Nikki & David Goldbeck’s WHOLE FOODS CUISINE is my “go-to” cookbook for basic information on food preparation. At the time it was published in 1983, it was considered cutting edge information on whole foods shopping, planning, and cooking. The subtitle gives the reader a strong hint of what is inside this 580-page “vegetarian cooking Bible.” It reads: “Over 1300 Meatless, Wholesome Recipes from Short Order to Gourmet–Low Fat –High Fiber-No Refined Ingredients-Naturally Sweetened and Seasoned.”

This book delivers what it states on the cover, but it is much more than a cookbook. I noted above that it was my vegetarian cooking Bible, because it contains all the basic information I need from the authors. Nikki has a degree in nutrition and many years of cooking experience and David was a short-order cook as well as a lawyer.

The Introduction contains the authors’ whole food philosophy, which basically is still founding newer cookbooks, that is, health problems emerge when we fragment whole foods, which involve heavy-duty processing that destroys many of the nutrients we need.

In addition to the helpful introductory information on the importance of basic foods, at the end of the book is a section called The Food Reader, which includes The Wholefoods Pantry, Food Handling & Storage, Basic Cooking Techniques and Eating Out. In between are the 113 recipes promised in the sub-title. This includes short order cooking, side dishes, condiments, sauces, bread baking, beverages, and planning the menu.

Needless to say, this is what I call a “comprehensive compendium whole foods cookbook!” Still available after 31 years in print, I would call it a vegetarian classic. Even the Index is 55 pages long.

Below is one of my favorite recipes, House Cornbread. I also made the Banana Bread and the Applesauce Cake. The negative side is if I don’t give them away, I eat too much! And while Mae West stated that: “Too much of a good thing is wonderful,” sweets and desserts are meant to be eaten sparingly, as the authors also note. But the cornbread has almost no sweetening and it is also gluten free. And if you make the savory variation, there is no sweetener at all.

House Corn Bread

Note from authors: “We like this recipe so well we have repeated it in all our books.”

1 tablespoon butter

1 tablespoon oil

¾ cup cornmeal

1 egg, lightly beaten

½ teaspoon baking soda

½ teaspoon salt

1 ½ cups yogurt

1 tablespoon honey


Preheat oven to 425 degrees.
Combine butter and oil in a 9-inch baking pan or shallow 1-quart casserole.
Place in the oven for 5 minutes to melt.
Mix remaining ingredients together and pour into the hot baking dish.
Return to the oven for 30 minutes until set. Cut into 3-inch squares to serve.

Makes nine 3-inch pieces
Minor Protein (The authors note major &minor proteins in recipes es)

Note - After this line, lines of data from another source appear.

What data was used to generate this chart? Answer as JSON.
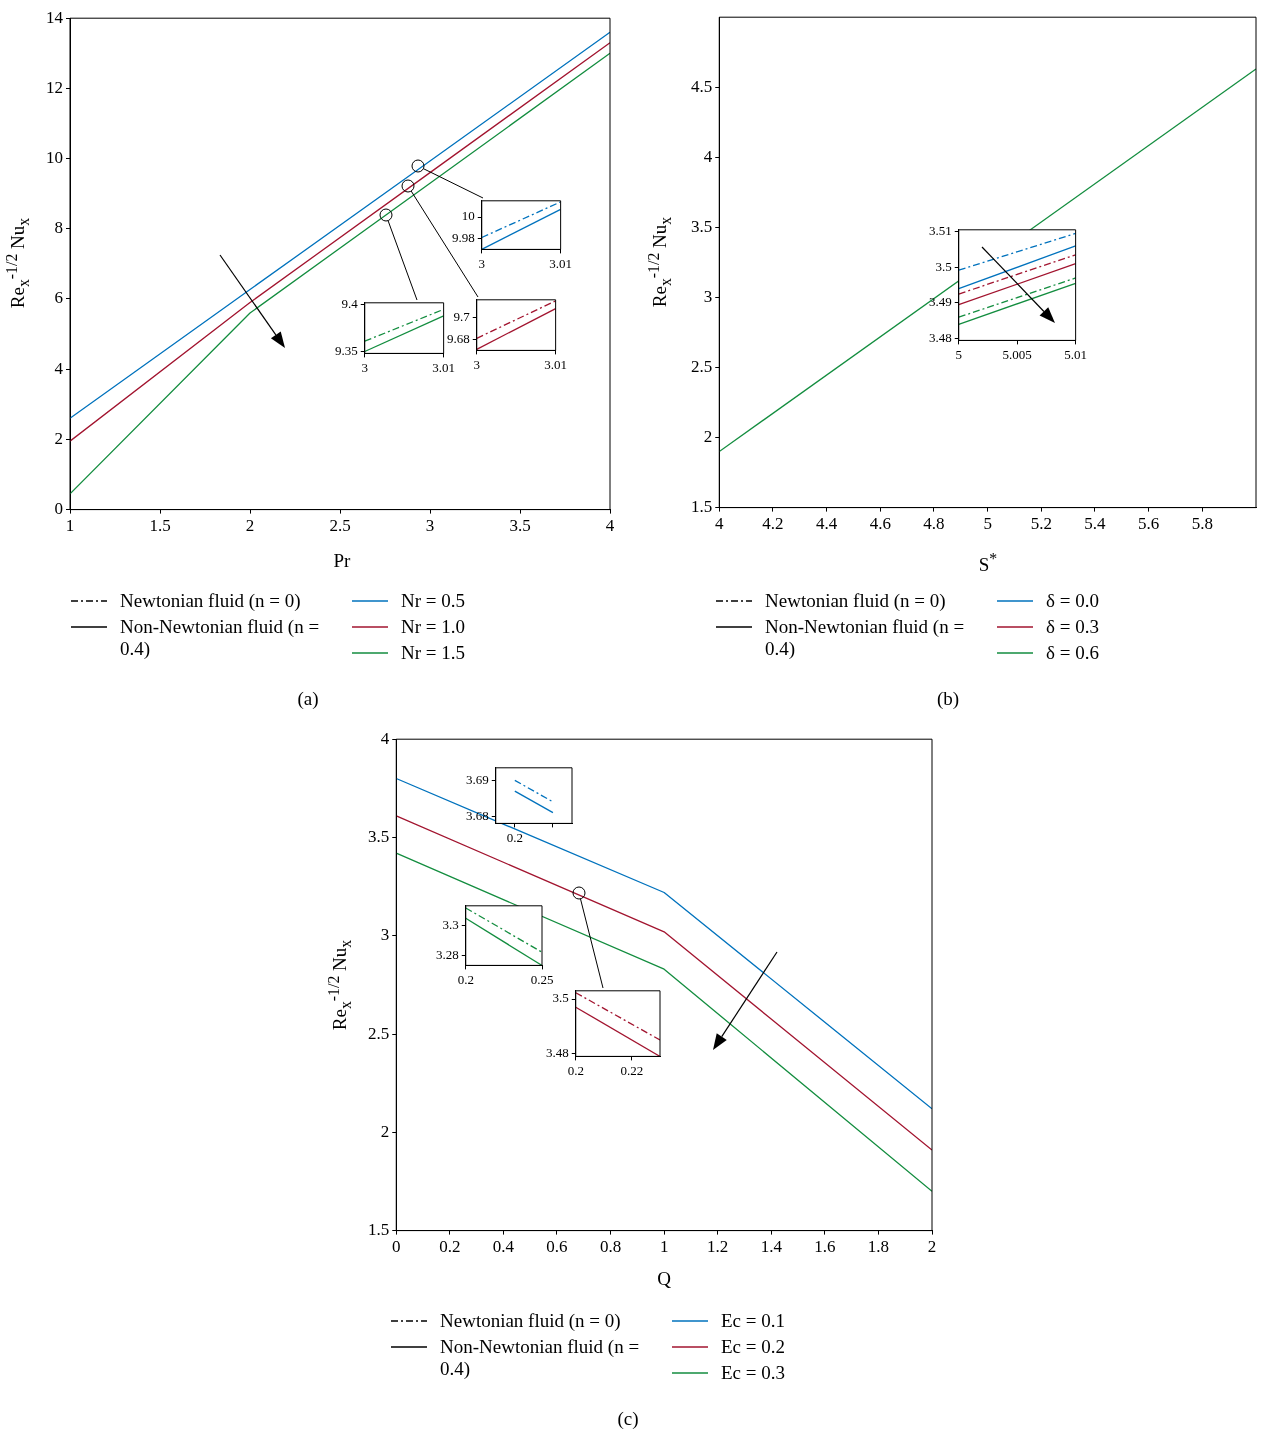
{
  "chart_data": [
    {
      "type": "line",
      "xlabel": "Pr",
      "ylabel": "Re$_{x}$$^{-1/2}$ Nu$_{x}$",
      "x": [
        1,
        2,
        3,
        4
      ],
      "xlim": [
        1,
        4
      ],
      "xticks": [
        1,
        1.5,
        2,
        2.5,
        3,
        3.5,
        4
      ],
      "ylim": [
        0,
        14
      ],
      "yticks": [
        0,
        2,
        4,
        6,
        8,
        10,
        12,
        14
      ],
      "grid": false,
      "legend": "bottom",
      "marker": "none",
      "annotations": [
        "(a)"
      ],
      "series": [
        {
          "name": "Newtonian fluid (n = 0)",
          "color": "#000000",
          "line_style": "dashed",
          "values": [
            null,
            null,
            null,
            null
          ]
        },
        {
          "name": "Non-Newtonian fluid (n = 0.4)",
          "color": "#000000",
          "line_style": "solid",
          "values": [
            null,
            null,
            null,
            null
          ]
        },
        {
          "name": "Nr = 0.5",
          "color": "#0072bd",
          "line_style": "solid",
          "values": [
            2.6,
            6.27,
            9.93,
            13.6
          ]
        },
        {
          "name": "Nr = 1.0",
          "color": "#a2142f",
          "line_style": "solid",
          "values": [
            1.95,
            5.9,
            9.6,
            13.3
          ]
        },
        {
          "name": "Nr = 1.5",
          "color": "#138d3f",
          "line_style": "solid",
          "values": [
            0.45,
            5.6,
            9.3,
            13.0
          ]
        }
      ]
    },
    {
      "type": "line",
      "x": [
        3,
        3.01
      ],
      "xlim": [
        3,
        3.01
      ],
      "xticks": [
        3,
        3.01
      ],
      "ylim": [
        9.97,
        10.015
      ],
      "yticks": [
        9.98,
        10
      ],
      "grid": false,
      "marker": "none",
      "series": [
        {
          "color": "#0072bd",
          "line_style": "solid",
          "values": [
            9.97,
            10.007
          ]
        },
        {
          "color": "#0072bd",
          "line_style": "dashed",
          "values": [
            9.981,
            10.014
          ]
        }
      ]
    },
    {
      "type": "line",
      "x": [
        3,
        3.01
      ],
      "xlim": [
        3,
        3.01
      ],
      "xticks": [
        3,
        3.01
      ],
      "ylim": [
        9.348,
        9.402
      ],
      "yticks": [
        9.35,
        9.4
      ],
      "grid": false,
      "marker": "none",
      "series": [
        {
          "color": "#138d3f",
          "line_style": "solid",
          "values": [
            9.35,
            9.388
          ]
        },
        {
          "color": "#138d3f",
          "line_style": "dashed",
          "values": [
            9.361,
            9.395
          ]
        }
      ]
    },
    {
      "type": "line",
      "x": [
        3,
        3.01
      ],
      "xlim": [
        3,
        3.01
      ],
      "xticks": [
        3,
        3.01
      ],
      "ylim": [
        9.67,
        9.716
      ],
      "yticks": [
        9.68,
        9.7
      ],
      "grid": false,
      "marker": "none",
      "series": [
        {
          "color": "#a2142f",
          "line_style": "solid",
          "values": [
            9.671,
            9.708
          ]
        },
        {
          "color": "#a2142f",
          "line_style": "dashed",
          "values": [
            9.681,
            9.715
          ]
        }
      ]
    },
    {
      "type": "line",
      "xlabel": "S$^{*}$",
      "ylabel": "Re$_{x}$$^{-1/2}$ Nu$_{x}$",
      "x": [
        4,
        6
      ],
      "xlim": [
        4,
        6
      ],
      "xticks": [
        4,
        4.2,
        4.4,
        4.6,
        4.8,
        5,
        5.2,
        5.4,
        5.6,
        5.8
      ],
      "ylim": [
        1.5,
        5
      ],
      "yticks": [
        1.5,
        2,
        2.5,
        3,
        3.5,
        4,
        4.5
      ],
      "grid": false,
      "legend": "bottom",
      "marker": "none",
      "annotations": [
        "(b)"
      ],
      "series": [
        {
          "name": "Newtonian fluid (n = 0)",
          "color": "#000000",
          "line_style": "dashed",
          "values": [
            null,
            null
          ]
        },
        {
          "name": "Non-Newtonian fluid (n = 0.4)",
          "color": "#000000",
          "line_style": "solid",
          "values": [
            null,
            null
          ]
        },
        {
          "name": "δ = 0.0",
          "color": "#0072bd",
          "line_style": "solid",
          "values": [
            null,
            null
          ]
        },
        {
          "name": "δ = 0.3",
          "color": "#a2142f",
          "line_style": "solid",
          "values": [
            null,
            null
          ]
        },
        {
          "name": "δ = 0.6",
          "color": "#138d3f",
          "line_style": "solid",
          "values": [
            1.9,
            4.63
          ]
        }
      ]
    },
    {
      "type": "line",
      "x": [
        5,
        5.01
      ],
      "xlim": [
        5,
        5.01
      ],
      "xticks": [
        5,
        5.005,
        5.01
      ],
      "ylim": [
        3.4795,
        3.5105
      ],
      "yticks": [
        3.48,
        3.49,
        3.5,
        3.51
      ],
      "grid": false,
      "marker": "none",
      "series": [
        {
          "color": "#0072bd",
          "line_style": "solid",
          "values": [
            3.494,
            3.506
          ]
        },
        {
          "color": "#a2142f",
          "line_style": "solid",
          "values": [
            3.4895,
            3.501
          ]
        },
        {
          "color": "#138d3f",
          "line_style": "solid",
          "values": [
            3.484,
            3.4955
          ]
        },
        {
          "color": "#0072bd",
          "line_style": "dashed",
          "values": [
            3.4992,
            3.5095
          ]
        },
        {
          "color": "#a2142f",
          "line_style": "dashed",
          "values": [
            3.4925,
            3.5035
          ]
        },
        {
          "color": "#138d3f",
          "line_style": "dashed",
          "values": [
            3.486,
            3.497
          ]
        }
      ]
    },
    {
      "type": "line",
      "xlabel": "Q",
      "ylabel": "Re$_{x}$$^{-1/2}$ Nu$_{x}$",
      "x": [
        0,
        1,
        2
      ],
      "xlim": [
        0,
        2
      ],
      "xticks": [
        0,
        0.2,
        0.4,
        0.6,
        0.8,
        1,
        1.2,
        1.4,
        1.6,
        1.8,
        2
      ],
      "ylim": [
        1.5,
        4
      ],
      "yticks": [
        1.5,
        2,
        2.5,
        3,
        3.5,
        4
      ],
      "grid": false,
      "legend": "bottom",
      "marker": "none",
      "annotations": [
        "(c)"
      ],
      "series": [
        {
          "name": "Newtonian fluid (n = 0)",
          "color": "#000000",
          "line_style": "dashed",
          "values": [
            null,
            null,
            null
          ]
        },
        {
          "name": "Non-Newtonian fluid (n = 0.4)",
          "color": "#000000",
          "line_style": "solid",
          "values": [
            null,
            null,
            null
          ]
        },
        {
          "name": "Ec = 0.1",
          "color": "#0072bd",
          "line_style": "solid",
          "values": [
            3.8,
            3.22,
            2.12
          ]
        },
        {
          "name": "Ec = 0.2",
          "color": "#a2142f",
          "line_style": "solid",
          "values": [
            3.61,
            3.02,
            1.91
          ]
        },
        {
          "name": "Ec = 0.3",
          "color": "#138d3f",
          "line_style": "solid",
          "values": [
            3.42,
            2.83,
            1.7
          ]
        }
      ]
    },
    {
      "type": "line",
      "categories": [
        "0.2",
        null
      ],
      "ylim": [
        3.678,
        3.6935
      ],
      "yticks": [
        3.68,
        3.69
      ],
      "grid": false,
      "marker": "none",
      "series": [
        {
          "color": "#0072bd",
          "line_style": "solid",
          "values": [
            3.687,
            3.681
          ]
        },
        {
          "color": "#0072bd",
          "line_style": "dashed",
          "values": [
            3.69,
            3.684
          ]
        }
      ]
    },
    {
      "type": "line",
      "x": [
        0.2,
        0.25
      ],
      "xlim": [
        0.2,
        0.25
      ],
      "xticks": [
        0.2,
        0.25
      ],
      "ylim": [
        3.273,
        3.3135
      ],
      "yticks": [
        3.28,
        3.3
      ],
      "grid": false,
      "marker": "none",
      "series": [
        {
          "color": "#138d3f",
          "line_style": "solid",
          "values": [
            3.305,
            3.273
          ]
        },
        {
          "color": "#138d3f",
          "line_style": "dashed",
          "values": [
            3.312,
            3.282
          ]
        }
      ]
    },
    {
      "type": "line",
      "x": [
        0.2,
        0.23
      ],
      "xlim": [
        0.2,
        0.23
      ],
      "xticks": [
        0.2,
        0.22
      ],
      "ylim": [
        3.479,
        3.503
      ],
      "yticks": [
        3.48,
        3.5
      ],
      "grid": false,
      "marker": "none",
      "series": [
        {
          "color": "#a2142f",
          "line_style": "solid",
          "values": [
            3.497,
            3.479
          ]
        },
        {
          "color": "#a2142f",
          "line_style": "dashed",
          "values": [
            3.5023,
            3.485
          ]
        }
      ]
    }
  ]
}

Variation: For Savory Onion Corn Bread, omit honey, increase salt to ¾ teaspoon, and add 1/3 cup chopped onion to batter.

My Notes: Regular yogurt can be watery, so I drain off the liquid first before measuring. Or try Greek yogurt, which is thicker. This is a great bread for Memorial Day Week-end meals.

AMERICAN WHOLEFOODS CUISINE is still available  at various prices online. Original price was $17.00.